WHAT: The Golden Horse Fantastic Film Festival 2011 (金馬奇幻影展)
WHEN AND WHERE: Today to April 10 at the Shin Kong Cineplex (新光影城), 4F, 36 Xining S Rd, Taipei City (台北市西寧南路36號4樓), April 8 to April 17 at the Image Museum of Hsinchu City (新竹市影像博物館), 65 Zhongzheng Rd, Hsinchu City (新竹市中正路65號)
ADMISSION: NT$160 per screening (NT$699 for a book of five) in Taipei, and NT$100 per screening in Hsinchu, available at the door or from 7-Eleven ibon kiosks
ON THE NET: www.ghfff.org.tw
Japanese gonzo gore cinema addicts can get their fix with Helldriver. Drenched in blood and boasting bizarre artificial body devices, the zombie epic by Yoshihiro Nishimura, a master of the splatter genre, tells of teenager Kika’s crusade to destroy her evil mother, who rules over the undead in a zombie-ridden Japan.
Unable to completely shake off the more artistic temperament it inherited from the Golden Horse, the young spin-off’s lineup is dotted with art-house items. Among them, If the See Doesn’t Die is a sober allegory on the modern history of the Balkan states told through a tale of fatherly devotion.

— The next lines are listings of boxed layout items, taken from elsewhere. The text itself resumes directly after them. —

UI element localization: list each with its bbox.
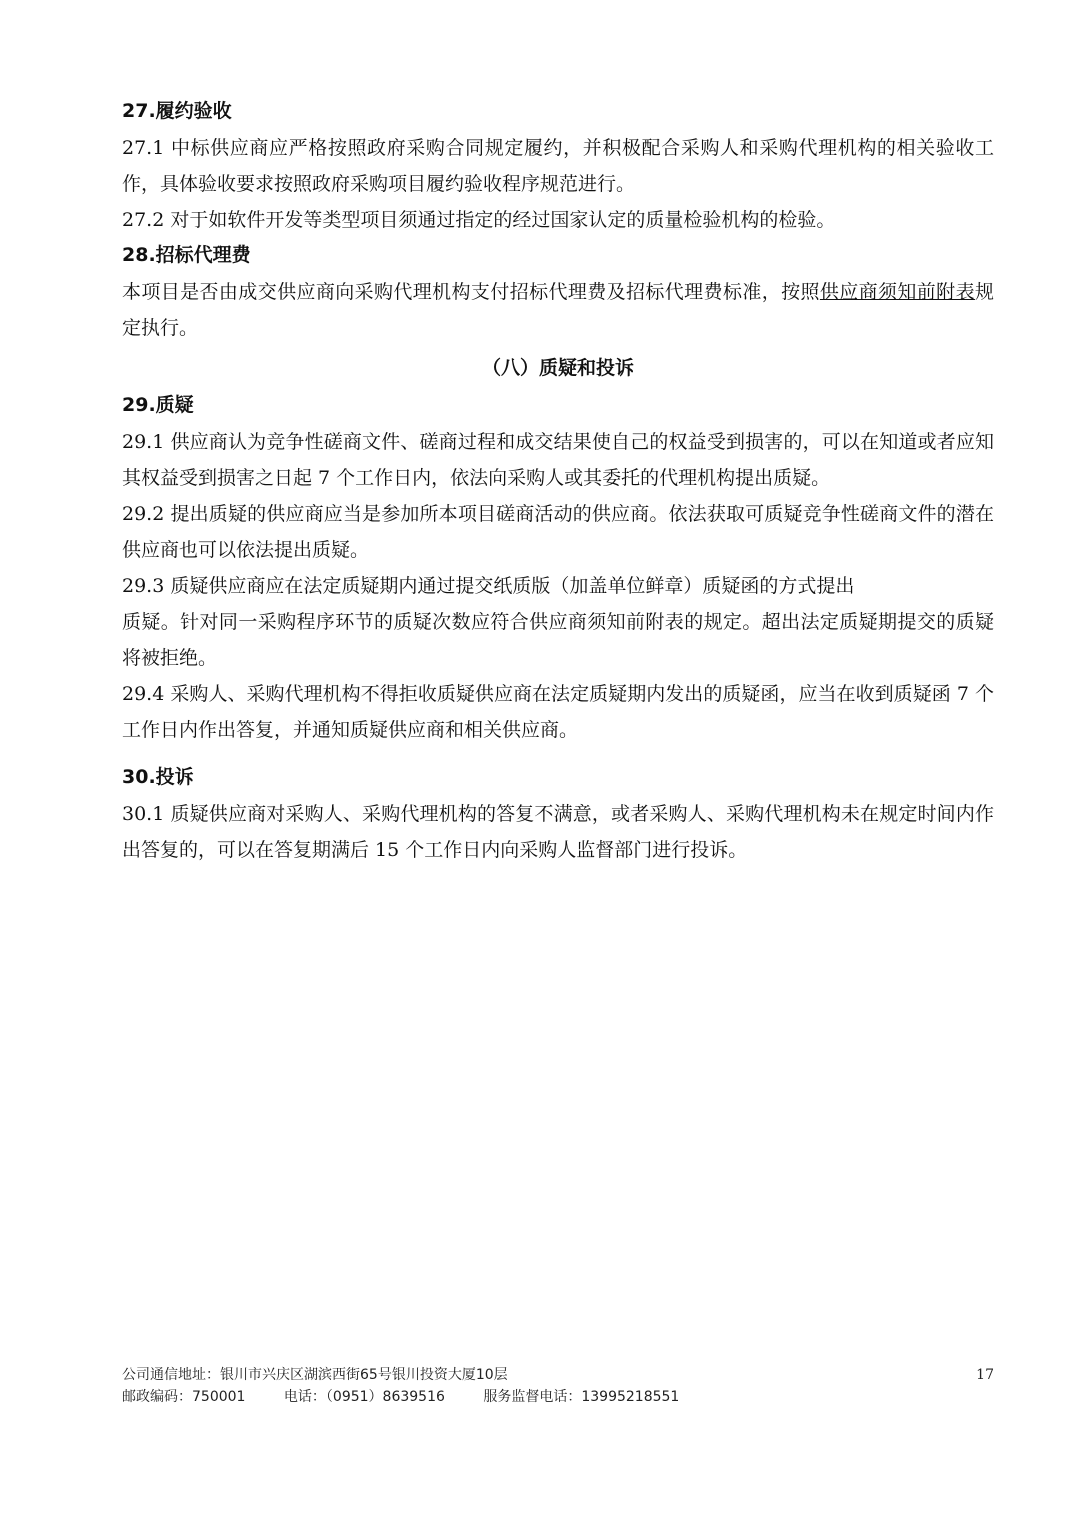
clause-29-2: 29.2 提出质疑的供应商应当是参加所本项目磋商活动的供应商。依法获取可质疑竞争性磋商文件的潜在供应商也可以依法提出质疑。 — [122, 503, 994, 561]
section-27-title: 27.履约验收 — [122, 100, 232, 122]
clause-29-3-line1: 29.3 质疑供应商应在法定质疑期内通过提交纸质版（加盖单位鲜章）质疑函的方式提出 — [122, 575, 855, 597]
section-28-title: 28.招标代理费 — [122, 244, 251, 266]
supervision-phone: 服务监督电话：13995218551 — [483, 1389, 680, 1405]
phone: 电话：（0951）8639516 — [283, 1389, 445, 1405]
clause-29-3-line2: 质疑。针对同一采购程序环节的质疑次数应符合供应商须知前附表的规定。超出法定质疑期提交的质疑将被拒绝。 — [122, 611, 994, 669]
clause-29-4: 29.4 采购人、采购代理机构不得拒收质疑供应商在法定质疑期内发出的质疑函，应当在收到质疑函 7 个工作日内作出答复，并通知质疑供应商和相关供应商。 — [122, 683, 994, 741]
clause-30-1: 30.1 质疑供应商对采购人、采购代理机构的答复不满意，或者采购人、采购代理机构未在规定时间内作出答复的，可以在答复期满后 15 个工作日内向采购人监督部门进行投诉。 — [122, 803, 994, 861]
clause-27-1: 27.1 中标供应商应严格按照政府采购合同规定履约，并积极配合采购人和采购代理机构的相关验收工作，具体验收要求按照政府采购项目履约验收程序规范进行。 — [122, 137, 994, 195]
document-body — [122, 96, 994, 868]
page-footer — [122, 1364, 994, 1408]
page-number: 17 — [976, 1367, 994, 1383]
contact-row — [122, 1386, 994, 1408]
section-30-title: 30.投诉 — [122, 766, 194, 788]
clause-28 — [122, 274, 994, 346]
company-address: 公司通信地址：银川市兴庆区湖滨西街65号银川投资大厦10层 — [122, 1367, 508, 1383]
pre-table-reference: 供应商须知前附表 — [819, 281, 975, 303]
chapter-8-heading: （八）质疑和投诉 — [481, 357, 634, 379]
clause-28-text-b: 规定执行。 — [122, 281, 994, 339]
clause-29-1: 29.1 供应商认为竞争性磋商文件、磋商过程和成交结果使自己的权益受到损害的，可以在知道或者应知其权益受到损害之日起 7 个工作日内，依法向采购人或其委托的代理机构提出质疑。 — [122, 431, 994, 489]
clause-28-text-a: 本项目是否由成交供应商向采购代理机构支付招标代理费及招标代理费标准，按照 — [122, 281, 820, 303]
clause-27-2: 27.2 对于如软件开发等类型项目须通过指定的经过国家认定的质量检验机构的检验。 — [122, 209, 836, 231]
section-29-title: 29.质疑 — [122, 394, 194, 416]
postcode: 邮政编码：750001 — [122, 1389, 246, 1405]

Wen said the fledgling festival has successfully landed a permanent spot in Golden Horse’s stable of events thanks to its instant popularity and strong ticket sales. Wen’s small team has already begun working on the next edition which, if everything goes to plan, will include a retrospective on American director and cult figure John Waters, known for his early campy Trash Trilogy and cult films such as Hairspray and Cry-Baby.
“No doubt we can do a lot of even crazier things with [Waters’] films. For example, we can let cross-dressers who weigh over 100kg watch the movies for free,” said Wen, referring to Divine, a full-figured, flamboyant drag queen who was made into an underground star by the director’s cult classics.